La coalizione di centrodestra ha concordato un programma comune che verrà attuato in caso di vittoria alle elezione. L’accordo prevede la riduzione delle tasse e l’introduzione della flat tax, chiusura di Equitalia, meno vincoli da parte dell’Unione Europea e sostegno alle famiglie (vedi il programma completo). Il movimento di Fratelli d’Italia ha presentato anche un suo programma politico, che prevede 15 punti fondamentali, visibili sul sito ufficiale. I temi principali riguardano:

  • Famiglia e contrasto alla povertà. Politiche sociali rivolte alle madri lavoratrici, deducibilità dell’Iva sui prodotti per la prima infanzia, massima copertura di asili nido gratuiti; grande sostegno è dato alla famiglia naturale, con l’opposizione all’aborto e il contrasto all’ideologia gender; creazione di politiche sociali efficienti, aumento delle pensioni minime e raddoppio dell’assegno di invalidità; riguardo al sistema pensionistico si propone il superamento della legge Fornero e l’abolizione dell’adeguamento automatico dell’età pensionabile alla speranza di vita; cura dei più bisognosi, rafforzamento della sussidiarietà, inserimento dello sport in Costituzione come strumento essenziale di benessere fisico e mentale.

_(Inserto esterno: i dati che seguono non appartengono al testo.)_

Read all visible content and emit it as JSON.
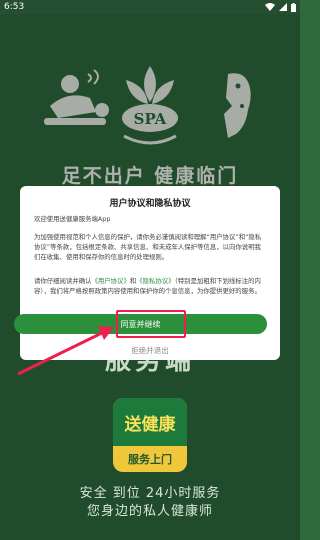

  • Sicurezza e legalità. Lotta alle mafie, alla corruzione e al terrorismo; investimenti per le forze armate, controllo del territorio anche con l’aiuto dell’esercito; espulsione immediata per gli stranieri che commettono reati ed esecuzione della pena nello Stato di provenienza; creazione di una legge che indichi il diritto alla difesa sempre legittimo.

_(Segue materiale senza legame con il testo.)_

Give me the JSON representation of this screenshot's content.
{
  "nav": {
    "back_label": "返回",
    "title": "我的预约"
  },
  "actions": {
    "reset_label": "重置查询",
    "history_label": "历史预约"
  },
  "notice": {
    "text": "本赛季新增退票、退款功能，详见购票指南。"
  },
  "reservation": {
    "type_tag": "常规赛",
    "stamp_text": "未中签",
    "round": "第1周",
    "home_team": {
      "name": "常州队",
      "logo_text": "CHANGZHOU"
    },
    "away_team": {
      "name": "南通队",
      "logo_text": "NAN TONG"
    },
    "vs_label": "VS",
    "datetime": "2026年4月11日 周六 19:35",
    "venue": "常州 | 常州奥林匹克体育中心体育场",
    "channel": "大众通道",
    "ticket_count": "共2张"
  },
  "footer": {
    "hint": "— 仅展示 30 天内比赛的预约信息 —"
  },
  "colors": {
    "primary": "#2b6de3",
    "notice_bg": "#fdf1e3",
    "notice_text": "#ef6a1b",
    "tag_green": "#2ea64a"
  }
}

  • Contrasto all’immigrazione. Espulsione dei clandestini, controllo alle frontiere e rimpatrio immediato, a seguito di accordi con gli Stati africani; massima opposizione allo Ius Soli; tutela dell’identità nazionale, rifiuto di eliminazione dei simboli cristiani, identificazione di un tetto massimo per gli alunni stranieri nelle classi scolastiche; politiche di integrazione e piano di investimenti in Africa per combattere le scarse condizioni di vita e limitare il flusso emigratorio.
  • Difesa del Made in Italy e rilancio nazionale. Sostegno alle aziende che non delocalizzano, contrasto alle politiche europee che penalizzano il mercato italiano; garanzia di condizioni che possano attrarre gli investimenti stranieri, come una burocrazia1 meno farraginosa, giustizia civile, tassazione equa; rilancio dell’economia nazionale a partire dal Meridione, con un piano pluriennale che possa garantire la crescita del Sud d’Italia; zero tasse per le aziende che operano nelle zone più disagiate.
  • Ambiente e cultura. Ricostruzione del patrimonio artistico e rigenerazione delle periferie in quartieri di identità collettiva; valorizzazione dei musei, eventi, musica e spettacolo con la deducibilità delle spese di carattere culturale; reintegro del 2×1000 alle associazioni culturali e di promozione sociale; preservazione del paesaggio, territorio e ambiente dall’incuria che causa incendi e dissesto idrogeologico; sostegno alle energie rinnovabile con l’obiettivo dell’autonomia energetica; realizzazione di “foreste urbane” e investimento nella mobilità sostenibile per l’ottenimento di città a “impatto zero”.